The agreement, struck in 2015 by the United States, other world powers and Iran, lifted most US and international sanctions against the country. In return, Iran had agreed to restrictions on its nuclear program, which it has been regularly accused of breaching.

Among the slew of accusations against Iran is its funding of terrorist proxies in the region. Hook said that through sanctions, the US is denying the regime “up to $50 billion in oil revenue exports,” something which is felt by their proxies around the region who are “experiencing a financial strain they never experienced before, (including) Hezbollah and Hamas and their proxies in Iraq and Syria.”

“They have been able to lay some roots, shallow roots, in Yemen. Regularly, Iran threatens to close the Strait of Hormuz. Imagine if they were able to become a power broker in Yemen, they will then threaten to close the Bab al-Mandeb,” Hook told Al Arabiya English.

“We have to deny them this capability… It’s Iran with their Houthi partners that have been the biggest obstacle to the cause of peace in Yemen,” he added.

On the Iranian regime’s corruption, Hook described it as a “corrupt religious mafia that robs its own people blind in order to fund a violent ideology.” He stated that the average Lebanese Hezbollah fighter makes more than the average Iranian firefighter, because Iran provides 75 percent of Hezbollah’s budget every year, which amounts to $700 million according to him.

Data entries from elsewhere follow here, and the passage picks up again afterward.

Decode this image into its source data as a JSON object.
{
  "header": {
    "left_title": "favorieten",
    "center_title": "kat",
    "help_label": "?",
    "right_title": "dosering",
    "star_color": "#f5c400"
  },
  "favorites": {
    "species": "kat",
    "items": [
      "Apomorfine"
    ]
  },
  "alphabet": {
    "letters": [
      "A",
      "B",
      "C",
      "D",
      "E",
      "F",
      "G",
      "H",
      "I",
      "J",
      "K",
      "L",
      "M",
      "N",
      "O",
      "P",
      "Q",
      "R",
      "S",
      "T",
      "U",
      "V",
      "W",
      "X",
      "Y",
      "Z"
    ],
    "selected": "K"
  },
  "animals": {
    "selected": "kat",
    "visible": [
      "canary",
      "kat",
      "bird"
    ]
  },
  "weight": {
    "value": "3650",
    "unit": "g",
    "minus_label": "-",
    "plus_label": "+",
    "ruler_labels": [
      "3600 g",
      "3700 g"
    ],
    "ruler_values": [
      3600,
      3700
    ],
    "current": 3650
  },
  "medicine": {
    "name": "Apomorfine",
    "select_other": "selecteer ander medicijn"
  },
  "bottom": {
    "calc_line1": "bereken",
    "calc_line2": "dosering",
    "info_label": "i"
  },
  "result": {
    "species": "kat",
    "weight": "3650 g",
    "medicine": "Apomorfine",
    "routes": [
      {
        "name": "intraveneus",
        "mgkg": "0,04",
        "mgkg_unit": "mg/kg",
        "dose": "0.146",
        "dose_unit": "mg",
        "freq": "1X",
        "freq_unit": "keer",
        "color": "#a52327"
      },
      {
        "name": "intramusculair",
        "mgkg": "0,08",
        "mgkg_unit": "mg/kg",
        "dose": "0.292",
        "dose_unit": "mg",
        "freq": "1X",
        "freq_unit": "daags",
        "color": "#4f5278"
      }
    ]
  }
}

US President Donald Trump had ordered “hard-hitting” financial sanctions this week on Iran’s Supreme Leader Ayatollah Ali Khamenei, holding him “ultimately responsible” for Tehran’s destabilizing activities.

According to a Reuters investigation in 2013, Khamenei controls a business empire worth around $95 billion – a sum exceeding the value of his oil-rich nation’s current annual petroleum exports.

The little-known organization, called Setad, is one of the keys to the Iranian leader’s power and now holds stakes in nearly every sector of Iranian industry, including finance, oil, telecommunications, the production of birth-control pills and even ostrich farming.

“The Supreme Leader has been able to enrich himself at the expense of the Iranian people. He has many billions of dollars through his Setad. It’s a slush fund, a hedge fund… this is a religious leader who has his own hedge fund, and that should tell you something about the corruption of this regime, it’s hypocrisy- that while his own are struggling, he’s running a hedge fund,” Hook said.

He added that through sanctions, the US has been able to reduce the funds Iran sends to its terrorist proxies.

Brian Hook is among the slew of US and global government officials and businessmen who are attending the ‘Peace to Prosperity’ workshop in Bahrain, aimed at setting up a global investment fund to “lift the Palestinian and Arab state economies” and construct a $5 billion transportation corridor that would connect the West Bank with Gaza.